Si la « théorie » de Laffer est néanmoins recevable dans le cadre de l’hypothèse ceteris paribus, les études empiriques tentant de vérifier cette relation aboutissent à des résultats plus que controversés. Il est donc difficile de faire une étude empirique sérieuse car d’autres facteurs entrent en jeu, comme les besoins de l’État qui peuvent être différents ou non constants; la structure des prélèvements obligatoires et la façon de les percevoir par la population; l’histoire fiscale du pays, et le niveau habituel des prélèvements pour ce pays; la confiance dans l’avenir et le contexte économique général; le niveau de prise de risque par les investisseurs et les entrepreneurs ; le défit démographique du vieillissement des populations au regard des systèmes de pensions (…) En effet, la maxime du « trop d’impôts tue l’impôt » n’est pas une systématique à appliquer au pied de la lettre !

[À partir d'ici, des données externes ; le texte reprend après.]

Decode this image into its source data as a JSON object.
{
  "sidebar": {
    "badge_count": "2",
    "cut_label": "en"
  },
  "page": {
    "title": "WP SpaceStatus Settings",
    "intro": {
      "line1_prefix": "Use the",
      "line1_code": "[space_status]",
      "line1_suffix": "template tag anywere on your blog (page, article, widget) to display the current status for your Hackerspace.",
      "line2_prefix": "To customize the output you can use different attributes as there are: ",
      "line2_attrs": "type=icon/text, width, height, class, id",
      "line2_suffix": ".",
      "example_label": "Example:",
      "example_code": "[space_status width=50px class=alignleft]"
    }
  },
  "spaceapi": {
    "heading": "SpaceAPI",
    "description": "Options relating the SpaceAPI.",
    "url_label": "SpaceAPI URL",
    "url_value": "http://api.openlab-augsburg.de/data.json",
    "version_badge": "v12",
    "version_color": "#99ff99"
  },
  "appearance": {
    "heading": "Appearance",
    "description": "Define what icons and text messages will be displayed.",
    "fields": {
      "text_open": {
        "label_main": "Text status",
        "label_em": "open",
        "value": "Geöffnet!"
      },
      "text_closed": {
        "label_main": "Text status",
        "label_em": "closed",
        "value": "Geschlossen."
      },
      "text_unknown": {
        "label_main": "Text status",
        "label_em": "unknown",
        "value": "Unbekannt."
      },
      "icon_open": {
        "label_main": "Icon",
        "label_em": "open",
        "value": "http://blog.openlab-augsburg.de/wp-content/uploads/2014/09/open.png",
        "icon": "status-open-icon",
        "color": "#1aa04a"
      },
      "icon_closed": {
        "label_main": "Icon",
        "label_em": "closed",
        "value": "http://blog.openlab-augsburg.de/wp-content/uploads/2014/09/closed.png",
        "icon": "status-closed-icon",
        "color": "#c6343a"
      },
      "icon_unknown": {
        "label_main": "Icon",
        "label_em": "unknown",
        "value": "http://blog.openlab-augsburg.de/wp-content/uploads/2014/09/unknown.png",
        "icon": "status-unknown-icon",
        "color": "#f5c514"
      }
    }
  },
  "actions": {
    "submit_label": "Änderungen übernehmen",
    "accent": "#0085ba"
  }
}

D’ailleurs, les cas du Royaume-Uni (sous Thatcher en 80) et Américain (sous Reagan) sont très révélateurs. Après l’économie vaudou (Reaganomics) de Reagan les effets des baisses d’impôts ont créé des déficits fiscaux alors que sous Thatcher, quelques années après, les mesures ont entraînée une hausse des rentrées fiscales.Toujours sous l’administration Reagan, certes, l’économie américaine a rebondi rapidement de 1979 à 1982, mais la majorité des économistes sont plutôt d’avis qu’il s’agit du résultat de la baisse des taux d’intérêts mis en place par la Réserve Fédéral et non pas les incitatifs fiscaux. Enfin, en 2003, l’administration Bush décida une baisse d’impôts et les recettes fiscales augmentèrent comme sous Thatcher dans les années 80. Enfin, si le monétarisme s’est imposé dans l’argumentaire des politiques de lutte contre l’inflation et les modèles néo-walrasiens ont fourni les hypothèses favorables à la réduction du coût du travail, que les théories néo-institutionnalistes ont expliqué les fusions acquisitions des grands groupes en termes d’efficience organisationnelle, il n’en demeure pas moins qu’en dépit des apparence cohérentes, les politiques néo-libérales en place depuis les années 1970 n’ont pas toujours atteint leurs objectifs, pire, elles se sont même avérées contradictoires les unes avec les autres lorsqu’elles furent appliquées simultanément.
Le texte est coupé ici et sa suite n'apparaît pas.